With longevity, you provide us with your domain model, and we give you back a longevity context. The longevity context contains your repositories. For example, let's say we are building a simple blogging application, and we have three kinds of persistent objects: users, blog posts, and blogs. We build our subdomain like so:
import longevity.subdomain._
val subdomain = Subdomain(
"blogging",
EntityTypePool(User, BlogPost, Blog))
For more details on what the User, Blog, and BlogPost classes and companion objects look like, please read about building your domain model in the user manual.
Now let's build our longevity context. We'll specify Cassandra as our back end:
import longevity.context.LongevityContext
import longevity.context.Cassandra
val context = LongevityContext(subdomain, Cassandra)
Now we can pull our standard set of repositories from there:
val repoPool = context.repoPool
The repo pool is a TypeKeyMap, which allows you to pull out repositories by aggregate type:
import longevity.persistence.Repo
val userRepo: Repo[User] = repoPool[User]
val blogRepo: Repo[Blog] = repoPool[Blog]
val blogPostRepo: Repo[BlogPost] = repoPool[BlogPost]
The repository API supports all the basic CRUD operations, as well as queries.
In our test suite, some of our tests will want to run against an actual Cassandra database, but using a test database, and not the production database. For these tests, the longevity context provides us an alternative set of repositories:
val testRepoPool = context.testRepoPool
val testUserRepo: Repo[User] = testRepoPool[User]
For tests in which you don't want to mock your repositories, but you want to avoid the overhead of a real database, longevity provides fully functional in-memory repositories:
val inMemUserRepo: Repo[User] =
context.inMemTestRepoPool[User]
Now let's exercise the repo CRUD operations - Repo.create, Repo.retrieve, Repo.update, and Repo.delete - against the test database. The longevity context provides you with a ScalaTest suite that does exactly that:
import scala.concurrent.ExecutionContext.Implicits.global
val crudSpec: org.scalatest.Suite =
longevityContext.repoCrudSpec
Typical ScalaTest execution usually scans for top-level classes, so we can embed our crudSpec in a top-level org.scalatest.Suites to get it to run as part of our test suite:
import org.scalatest.Suites
Running the BloggingCrudSpec will test the behavior of all the CRUD operations for all three of our aggregates, giving us assurance that the software and the database are properly integrated.
For more details on how this all works, please see the chapter on testing in the longevity user manual.

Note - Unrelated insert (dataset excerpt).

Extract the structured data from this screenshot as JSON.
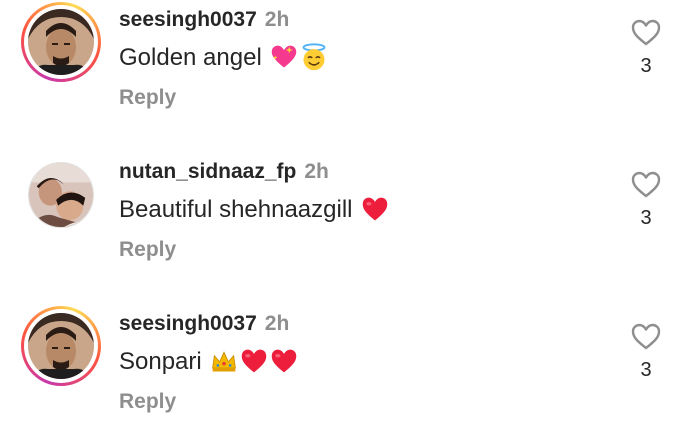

When we use an ORM or a database driver to do our persistence, we commonly dedicate an entire module of our test suite to assuring that the basic CRUD operations of our persistence layer work correctly when connecting to a real database. These tests are important, because getting our persistence layer to integrate with a real database is tricky and error-prone. But they are hard to write and maintain, representing a significant drain on productivity. Why not try a framework that does the hard work for you? We want you to focus your efforts on your domain and your business logic. We'll handle the persistence for you.